A provisional patent application is not necessarily better or worse than a non-provisional (utility) patent application in all situations. Each has its advantages and disadvantages.
This type of application can be advantageous when you need to quickly file an application.
For example, if you are planning to discuss your invention with a manufacturer and are concerned that the manufacturer might take your idea and make a copycat product, a provisional can be filed before your discussion.
A provisional application can give you an early filing date.
You generally want to have the earliest filing date possible because a patent is awarded to the first inventor to file a patent application. And preparing/filing a provisional can take less time than a non-provisional.
Low cost is another advantage.
A provisional application can sometimes be prepared for about 25% or less than the cost of a non-provisional application.
Time to test the market and change your design is a further advantage.
A provisional application can be converted to a non-provisional application within one year of filing your provisional. During this one year, you can determine if there is a market for your product and/or whether buyers prefer a different design to your product. If there is no market, you can abandon your patent application.
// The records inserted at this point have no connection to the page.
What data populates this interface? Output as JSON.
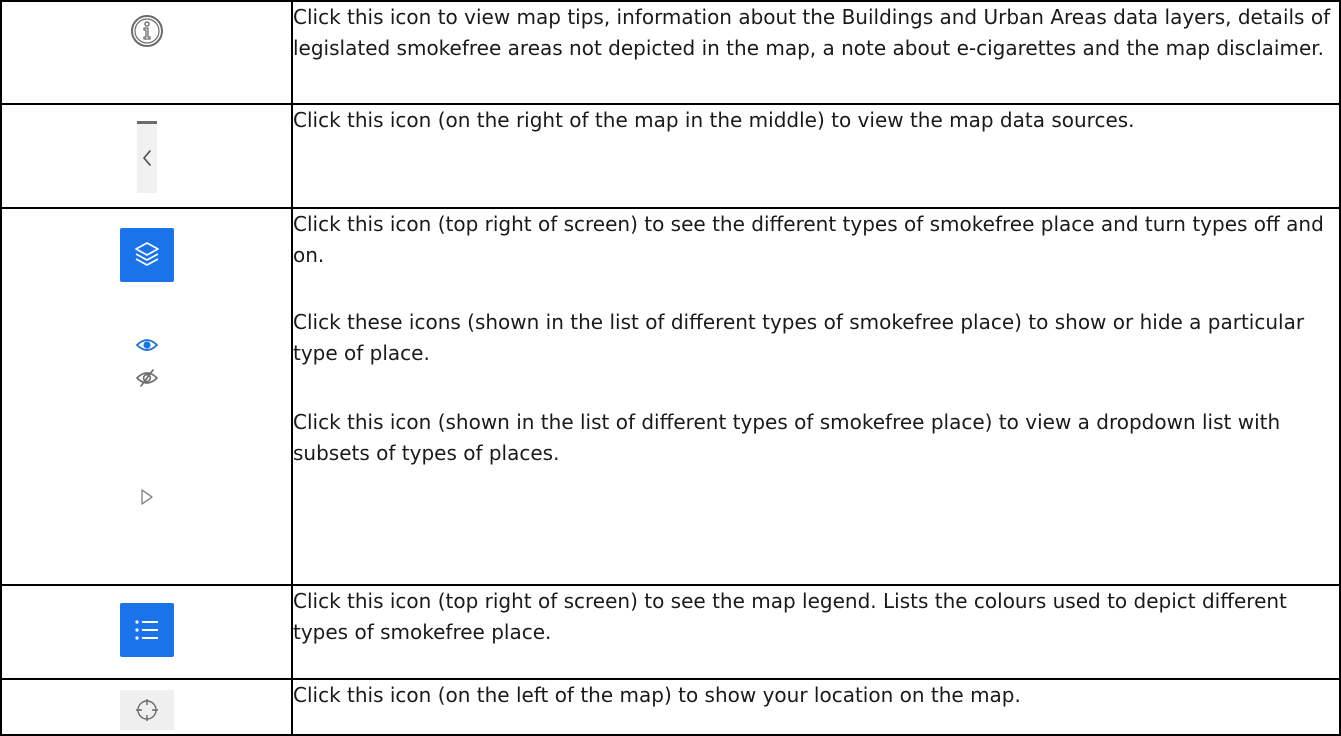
{
  "rows": [
    {
      "icon": "info-icon",
      "text": "Click this icon to view map tips, information about the Buildings and Urban Areas data layers, details of legislated smokefree areas not depicted in the map, a note about e-cigarettes and the map disclaimer."
    },
    {
      "icon": "chevron-left-panel-icon",
      "text": "Click this icon (on the right of the map in the middle) to view the map data sources."
    },
    {
      "icons": [
        "layers-icon",
        "eye-icon",
        "eye-off-icon",
        "triangle-right-icon"
      ],
      "texts": [
        "Click this icon (top right of screen) to see the different types of smokefree place and turn types off and on.",
        "Click these icons (shown in the list of different types of smokefree place) to show or hide a particular type of place.",
        "Click this icon (shown in the list of different types of smokefree place) to view a dropdown list with subsets of types of places."
      ]
    },
    {
      "icon": "legend-list-icon",
      "text": "Click this icon (top right of screen) to see the map legend. Lists the colours used to depict different types of smokefree place."
    },
    {
      "icon": "locate-crosshair-icon",
      "text": "Click this icon (on the left of the map) to show your location on the map."
    }
  ],
  "colors": {
    "accent_blue": "#1a73e8",
    "border": "#000000",
    "icon_gray": "#6b6b6b"
  }
}
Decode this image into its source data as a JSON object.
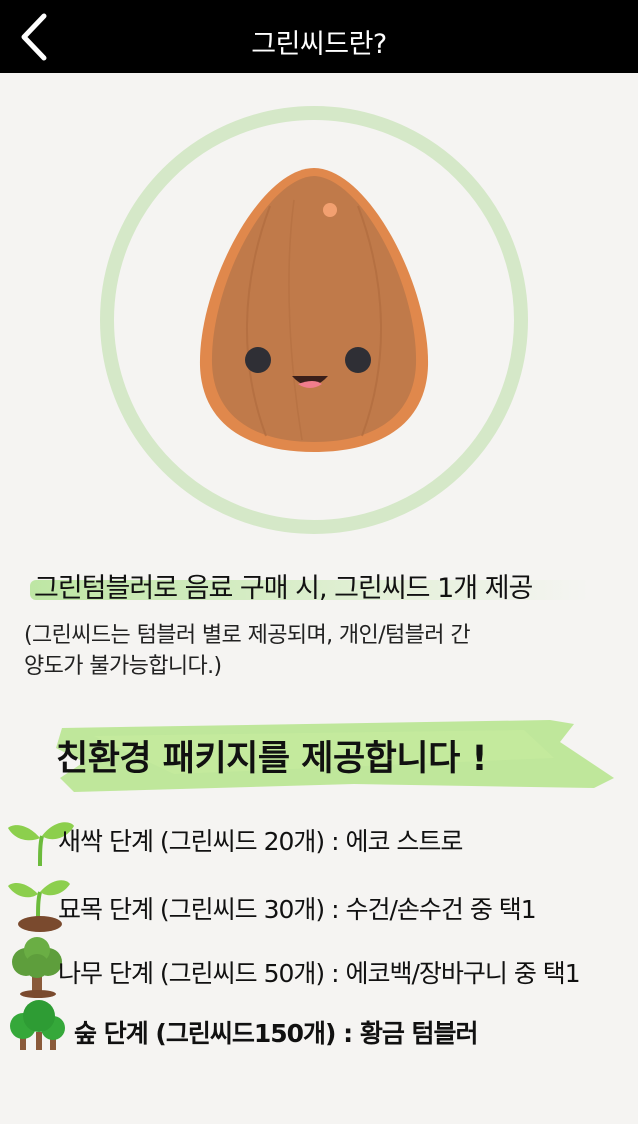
{
  "header": {
    "title": "그린씨드란?"
  },
  "colors": {
    "header_bg": "#000000",
    "ring": "#d5e8c8",
    "seed": "#c07a4a",
    "highlight": "#b5e48c"
  },
  "content": {
    "headline": "그린텀블러로 음료 구매 시, 그린씨드 1개 제공",
    "subtext_line1": "(그린씨드는 텀블러 별로 제공되며, 개인/텀블러 간",
    "subtext_line2": "양도가 불가능합니다.)",
    "package_title": "친환경 패키지를 제공합니다 !"
  },
  "tiers": [
    {
      "icon": "sprout-icon",
      "label": "새싹 단계 (그린씨드 20개) : 에코 스트로"
    },
    {
      "icon": "seedling-icon",
      "label": "묘목 단계 (그린씨드 30개) : 수건/손수건 중 택1"
    },
    {
      "icon": "tree-icon",
      "label": "나무 단계 (그린씨드 50개) : 에코백/장바구니 중 택1"
    },
    {
      "icon": "forest-icon",
      "label": "숲  단계 (그린씨드150개) : 황금 텀블러"
    }
  ]
}
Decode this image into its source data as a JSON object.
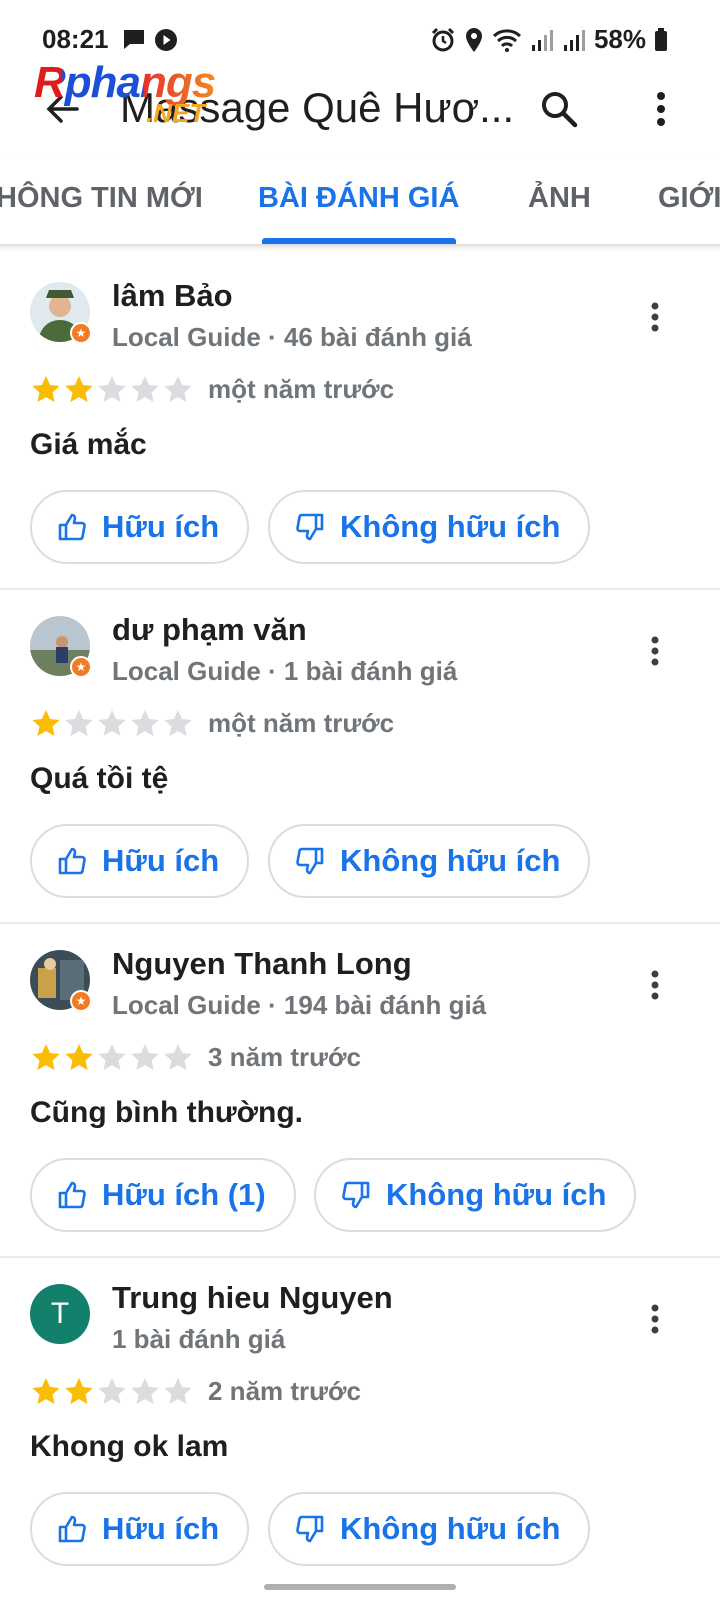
{
  "status_bar": {
    "time": "08:21",
    "battery_percent": "58%"
  },
  "app_bar": {
    "title": "Massage Quê Hươ..."
  },
  "watermark": {
    "brand": "Rphangs",
    "suffix": ".NET"
  },
  "tabs": [
    {
      "label": "HÔNG TIN MỚI"
    },
    {
      "label": "BÀI ĐÁNH GIÁ",
      "active": true
    },
    {
      "label": "ẢNH"
    },
    {
      "label": "GIỚI"
    }
  ],
  "reviews": [
    {
      "name": "lâm Bảo",
      "meta": "Local Guide · 46 bài đánh giá",
      "rating": 2,
      "time": "một năm trước",
      "text": "Giá mắc",
      "helpful_label": "Hữu ích",
      "not_helpful_label": "Không hữu ích",
      "avatar_type": "photo"
    },
    {
      "name": "dư phạm văn",
      "meta": "Local Guide · 1 bài đánh giá",
      "rating": 1,
      "time": "một năm trước",
      "text": "Quá tồi tệ",
      "helpful_label": "Hữu ích",
      "not_helpful_label": "Không hữu ích",
      "avatar_type": "photo"
    },
    {
      "name": "Nguyen Thanh Long",
      "meta": "Local Guide · 194 bài đánh giá",
      "rating": 2,
      "time": "3 năm trước",
      "text": "Cũng bình thường.",
      "helpful_label": "Hữu ích (1)",
      "not_helpful_label": "Không hữu ích",
      "avatar_type": "photo"
    },
    {
      "name": "Trung hieu Nguyen",
      "meta": "1 bài đánh giá",
      "rating": 2,
      "time": "2 năm trước",
      "text": "Khong ok lam",
      "helpful_label": "Hữu ích",
      "not_helpful_label": "Không hữu ích",
      "avatar_type": "letter",
      "avatar_letter": "T"
    }
  ],
  "colors": {
    "accent": "#1a73e8",
    "star_filled": "#fbbc04",
    "star_empty": "#dadce0",
    "guide_badge": "#f27b21",
    "letter_avatar": "#12806a"
  }
}
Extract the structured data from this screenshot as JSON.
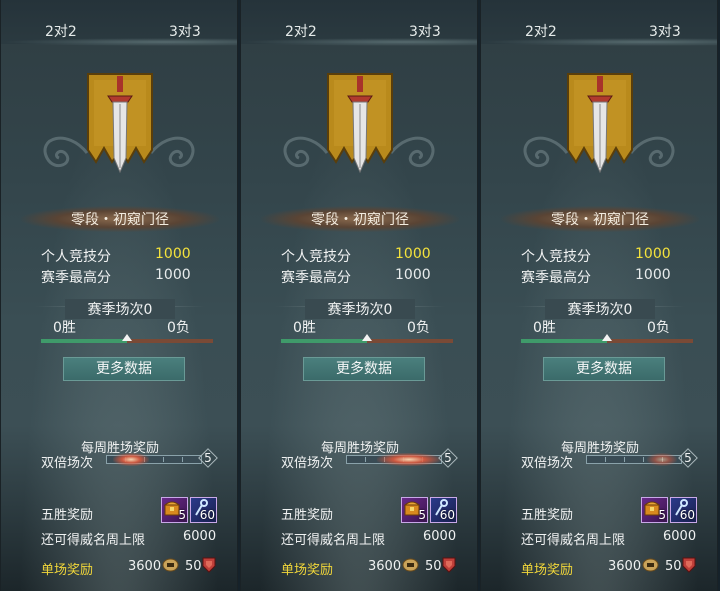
{
  "colors": {
    "accent_yellow": "#f4e23c",
    "win_green": "#3f9a6a",
    "loss_red": "#7a4a36",
    "button_teal": "#3b6b6a"
  },
  "panels": [
    {
      "tabs": [
        "2对2",
        "3对3"
      ],
      "emblem": "sword-banner-icon",
      "rank": "零段・初窥门径",
      "personal_score_label": "个人竞技分",
      "personal_score": "1000",
      "season_high_label": "赛季最高分",
      "season_high": "1000",
      "season_matches": "赛季场次0",
      "wins": "0胜",
      "losses": "0负",
      "win_ratio": 0.5,
      "more_button": "更多数据",
      "weekly_title": "每周胜场奖励",
      "double_label": "双倍场次",
      "weekly_count": "5",
      "five_win_label": "五胜奖励",
      "item1_count": "5",
      "item2_count": "60",
      "prestige_label": "还可得威名周上限",
      "prestige_value": "6000",
      "single_label": "单场奖励",
      "single_value1": "3600",
      "single_value2": "50"
    },
    {
      "tabs": [
        "2对2",
        "3对3"
      ],
      "emblem": "sword-banner-icon",
      "rank": "零段・初窥门径",
      "personal_score_label": "个人竞技分",
      "personal_score": "1000",
      "season_high_label": "赛季最高分",
      "season_high": "1000",
      "season_matches": "赛季场次0",
      "wins": "0胜",
      "losses": "0负",
      "win_ratio": 0.5,
      "more_button": "更多数据",
      "weekly_title": "每周胜场奖励",
      "double_label": "双倍场次",
      "weekly_count": "5",
      "five_win_label": "五胜奖励",
      "item1_count": "5",
      "item2_count": "60",
      "prestige_label": "还可得威名周上限",
      "prestige_value": "6000",
      "single_label": "单场奖励",
      "single_value1": "3600",
      "single_value2": "50"
    },
    {
      "tabs": [
        "2对2",
        "3对3"
      ],
      "emblem": "sword-banner-icon",
      "rank": "零段・初窥门径",
      "personal_score_label": "个人竞技分",
      "personal_score": "1000",
      "season_high_label": "赛季最高分",
      "season_high": "1000",
      "season_matches": "赛季场次0",
      "wins": "0胜",
      "losses": "0负",
      "win_ratio": 0.5,
      "more_button": "更多数据",
      "weekly_title": "每周胜场奖励",
      "double_label": "双倍场次",
      "weekly_count": "5",
      "five_win_label": "五胜奖励",
      "item1_count": "5",
      "item2_count": "60",
      "prestige_label": "还可得威名周上限",
      "prestige_value": "6000",
      "single_label": "单场奖励",
      "single_value1": "3600",
      "single_value2": "50"
    }
  ]
}
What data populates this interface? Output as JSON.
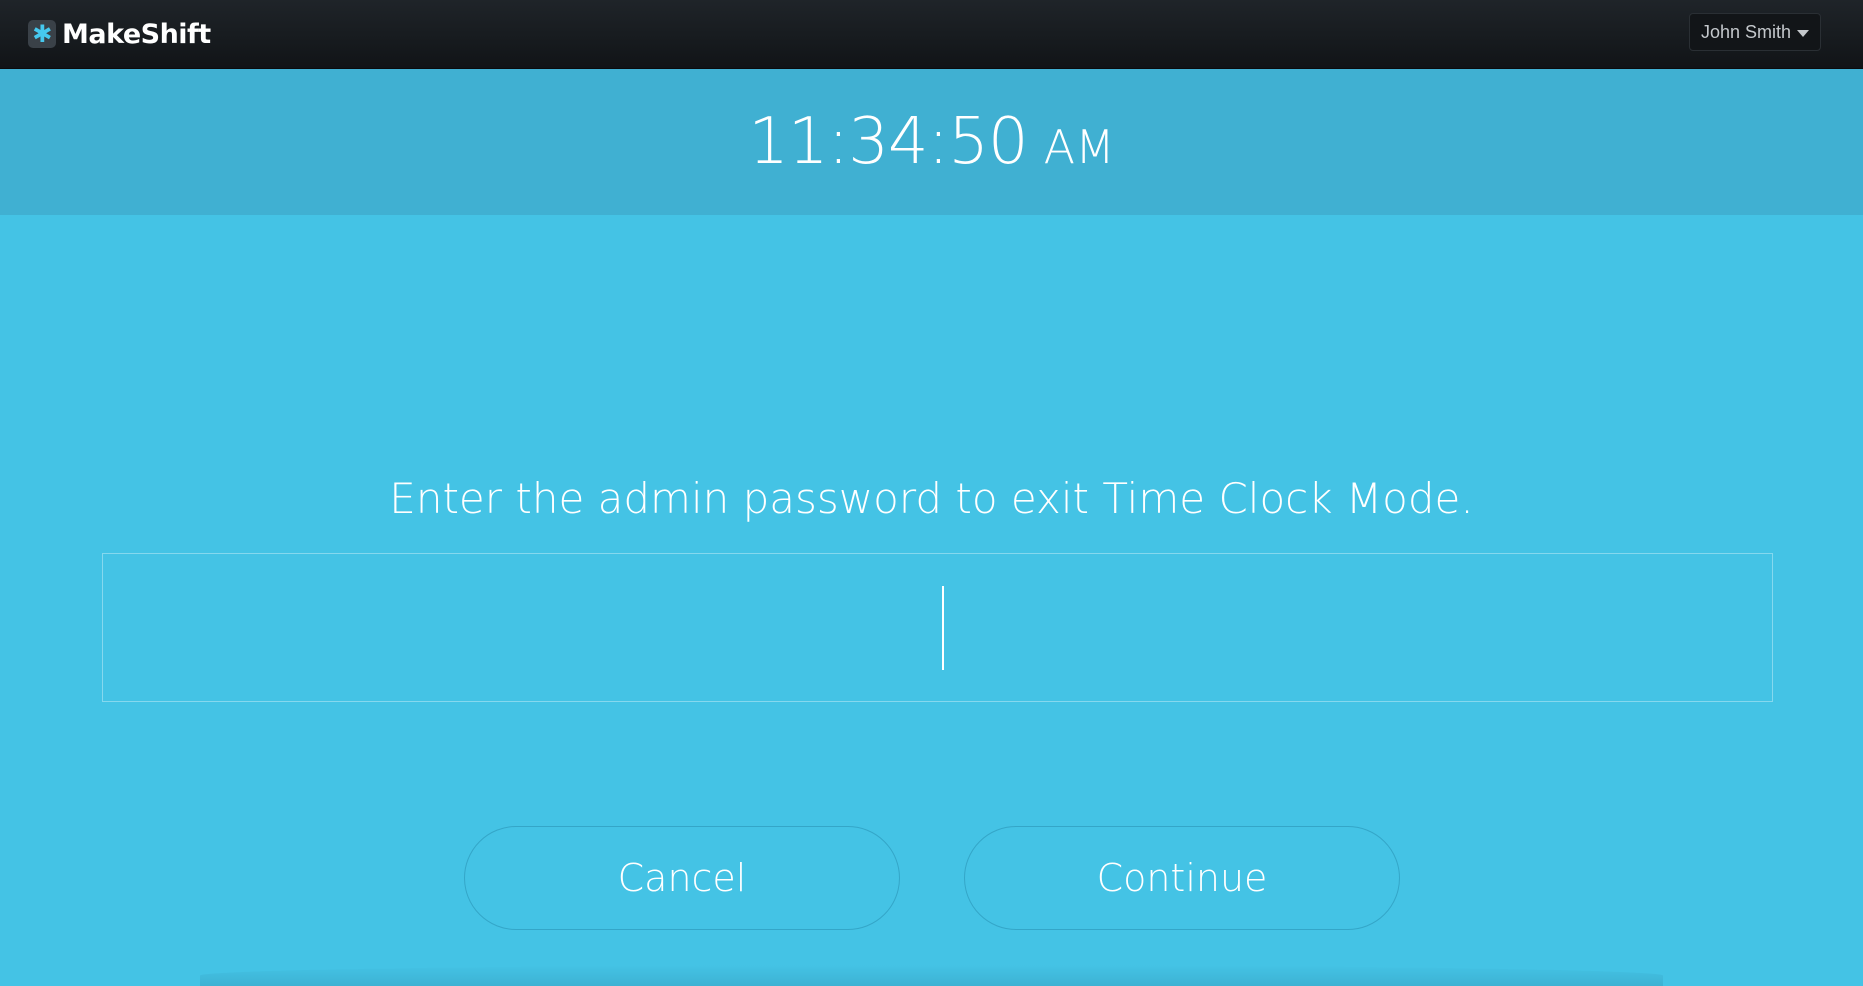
{
  "app": {
    "name": "MakeShift",
    "logo_icon": "asterisk-logo-icon"
  },
  "user_menu": {
    "label": "John Smith",
    "icon": "caret-down-icon"
  },
  "clock": {
    "time": "11:34:50",
    "ampm": "AM"
  },
  "exit_prompt": {
    "message": "Enter the admin password to exit Time Clock Mode.",
    "password_value": "",
    "placeholder": ""
  },
  "actions": {
    "cancel_label": "Cancel",
    "continue_label": "Continue"
  },
  "colors": {
    "navbar": "#16191d",
    "clock_band": "#40b0d2",
    "background": "#44c3e5",
    "logo_accent": "#46c8ee"
  }
}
If a different design is needed, you can include the new design in a non-provisional application.
This application can eventually lead to an issued patent, whereas a provisional cannot become an issued patent.
With an issued patent, the patent holder can use it to stop infringers. Without an issued patent, one cannot sue for patent infringement. And without an issued patent, one cannot send a cease and desist letter to stop infringement.
A non-provisional application is usually more easy to license/sell than a provisional.
If your business plan includes licensing/or selling your invention to a third party, a licensee/buyer will often be more interested in a non-provisional application than a provisional application.